Tuesday, February 9, 2010

DOWNHILL F.L.Y.S.

Well so another week begins and so does my miniscule running schedule! Gee, I'm only running three days a week! Alas, it is my plan....36 1/2 minutes today in the bitter cold and blustery North winds. A good day to treadmill it, but I fried mine! This is constituting a 10% increase over last week.
I also did five hill repeats and because of the additional snow on the ground I was hesitant about trying my downhill training.
However, I have developed a strategy for downhill training. We know downhill running is a great time for recovery, and we know that we have to be continually braking or else we speed up. How can we use downhill running as a training element? Okay I'm still working on all the answers but I have initially developed an acronym-FLYS- forward lean- least time-yank heel-
Yes, maintain a forward lean or you begin to brake! Yes, don't allow your feet much contact time with the ground! How? Yank your heel and stretch for yards-here's what you'll see- a quicker turnover and a cry for help!!! Good luck...I'm gonna try it as soon as the snow melts!
Peace-

6 comments:

Marlene said...

I am NERVOUS running downhill and I know I hit the brakes more than I should... wasting energy! Thanks for the tips!

Keep running, buddy!

Jen said...

I love hills.. up and down.

Great tips.

lindsay said...

no way! i savor the recovery on hill repeats. i'd walk so that i wasn't braking :) i need my rest from going up.

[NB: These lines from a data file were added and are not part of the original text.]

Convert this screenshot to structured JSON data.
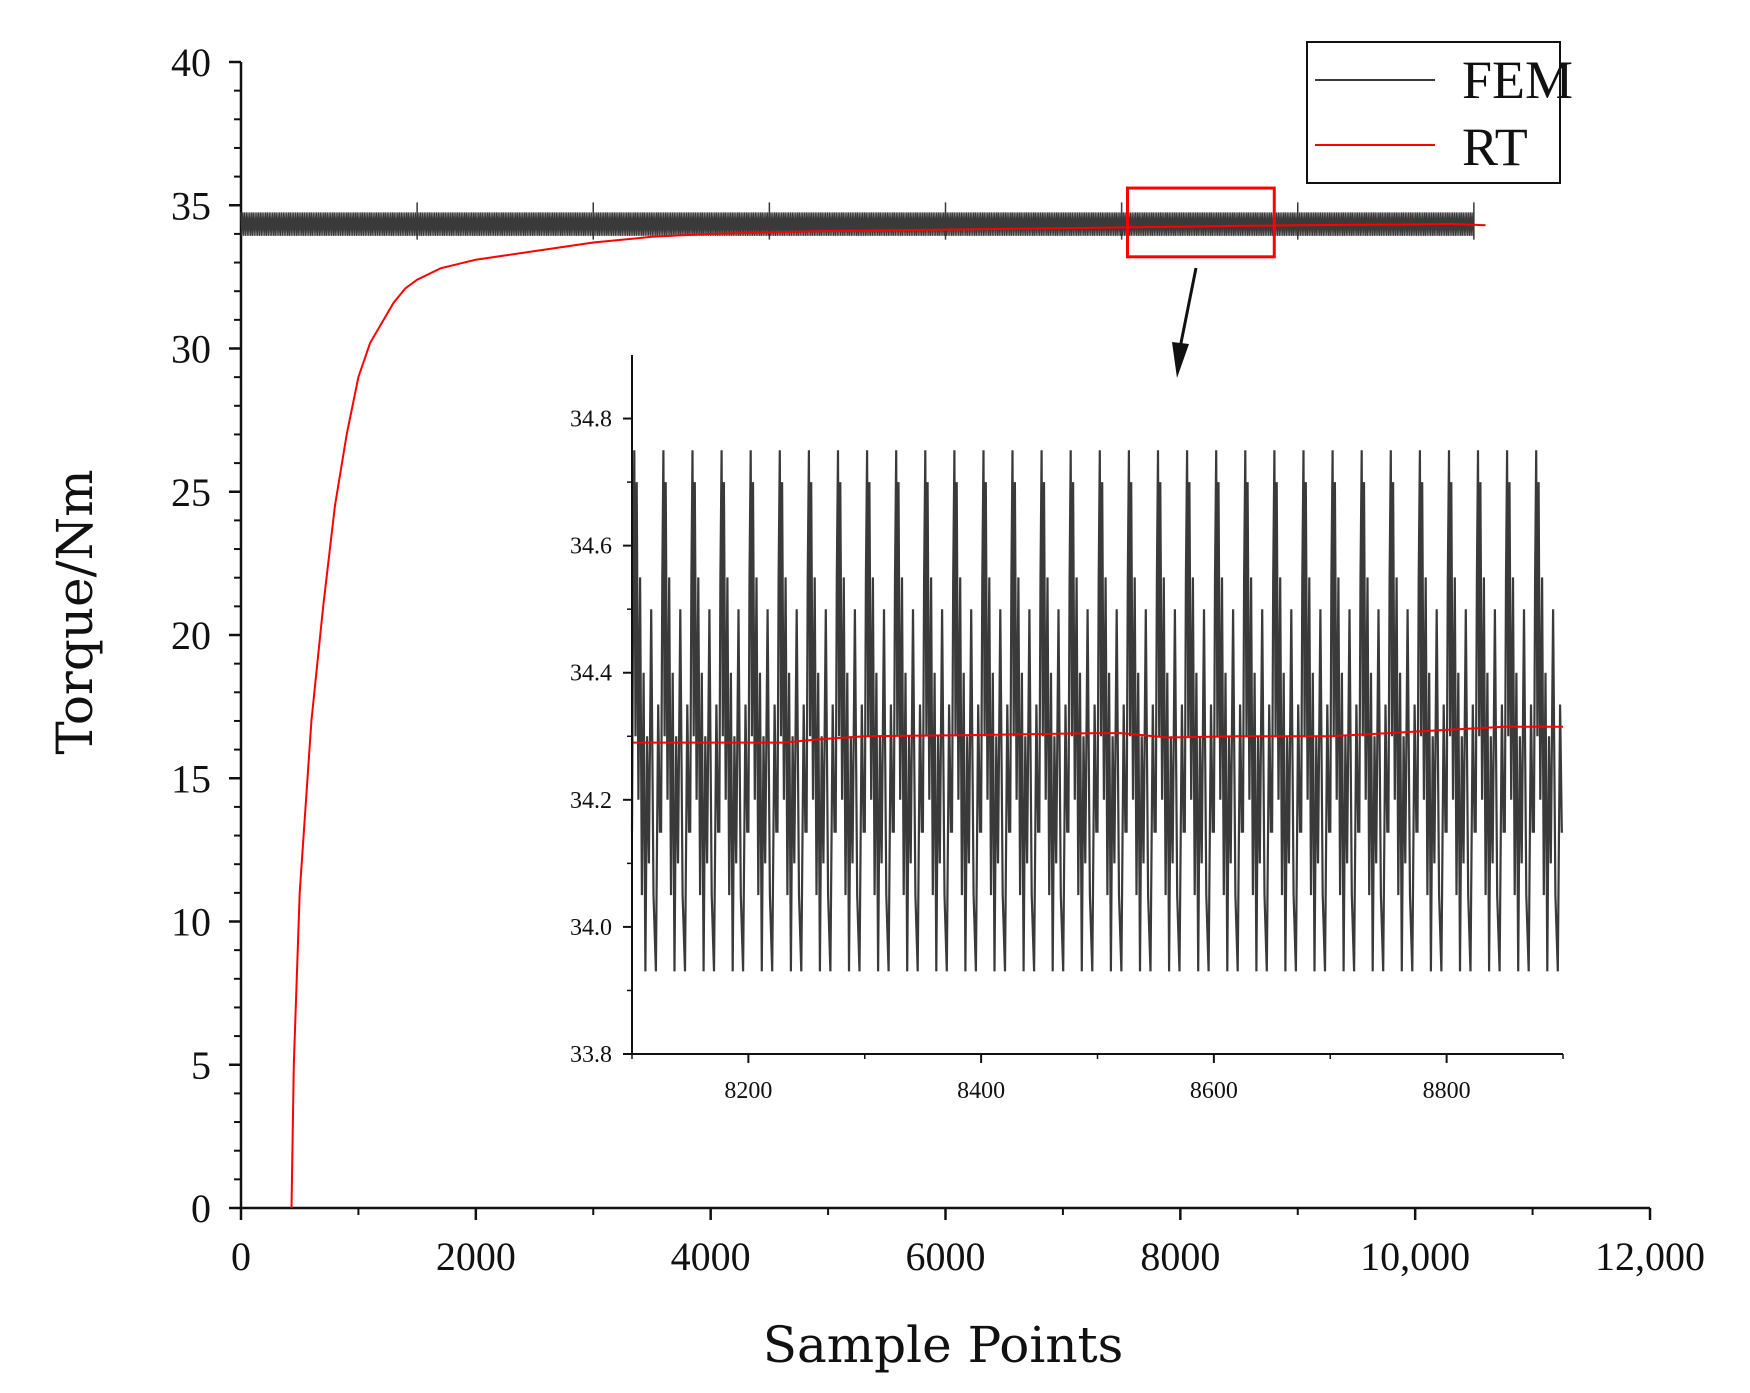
{
  "chart_data": [
    {
      "type": "line",
      "xlabel": "Sample Points",
      "ylabel": "Torque/Nm",
      "xlim": [
        0,
        12000
      ],
      "ylim": [
        0,
        40
      ],
      "x_ticks": [
        "0",
        "2000",
        "4000",
        "6000",
        "8000",
        "10,000",
        "12,000"
      ],
      "y_ticks": [
        "0",
        "5",
        "10",
        "15",
        "20",
        "25",
        "30",
        "35",
        "40"
      ],
      "legend": {
        "position": "top-right",
        "entries": [
          "FEM",
          "RT"
        ]
      },
      "grid": false,
      "series": [
        {
          "name": "FEM",
          "color": "#3a3a3a",
          "description_of_shape": "high-frequency oscillation",
          "x_range": [
            0,
            10500
          ],
          "mean": 34.35,
          "min": 33.93,
          "max": 34.75
        },
        {
          "name": "RT",
          "color": "#ff0000",
          "x": [
            430,
            450,
            500,
            600,
            700,
            800,
            900,
            1000,
            1100,
            1200,
            1300,
            1400,
            1500,
            1700,
            2000,
            2500,
            3000,
            3500,
            4000,
            5000,
            6000,
            7000,
            8000,
            8500,
            9000,
            9500,
            10000,
            10300,
            10600
          ],
          "y": [
            0,
            5,
            11,
            17,
            21,
            24.5,
            27,
            29,
            30.2,
            30.9,
            31.6,
            32.1,
            32.4,
            32.8,
            33.1,
            33.4,
            33.7,
            33.9,
            34.0,
            34.1,
            34.15,
            34.2,
            34.25,
            34.28,
            34.3,
            34.32,
            34.33,
            34.35,
            34.3
          ]
        }
      ],
      "highlight_box": {
        "x_range": [
          7550,
          8800
        ],
        "y_range": [
          33.2,
          35.6
        ],
        "color": "#ff0000"
      }
    },
    {
      "type": "line",
      "xlim": [
        8100,
        8900
      ],
      "ylim": [
        33.8,
        34.9
      ],
      "x_ticks": [
        "8200",
        "8400",
        "8600",
        "8800"
      ],
      "y_ticks": [
        "33.8",
        "34.0",
        "34.2",
        "34.4",
        "34.6",
        "34.8"
      ],
      "series": [
        {
          "name": "FEM",
          "color": "#3a3a3a",
          "periods": 32,
          "min": 33.93,
          "max": 34.75
        },
        {
          "name": "RT",
          "color": "#ff0000",
          "x": [
            8100,
            8230,
            8260,
            8300,
            8400,
            8500,
            8520,
            8560,
            8620,
            8700,
            8800,
            8850,
            8900
          ],
          "y": [
            34.29,
            34.29,
            34.295,
            34.3,
            34.302,
            34.305,
            34.305,
            34.298,
            34.3,
            34.3,
            34.31,
            34.315,
            34.315
          ]
        }
      ]
    }
  ]
}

thanks for taking care of the m&m's for me this month - i appreciate it! sure glad they aren't going to waste!

ultrarunnerbrianphilpot said...

I trained the same way over the weekend. We got a foot of snow friday night. So I did a good kick sweep of the snow out the way of my big hill. Did some hard and fast up and downs.

Beth said...

Sounds like you have a good plan! I'll keep my fingers crossed that the snow abates so you can give it a try.

Meg said...

Don't forget to relax your upper body too! I've been working on hills too, ouch!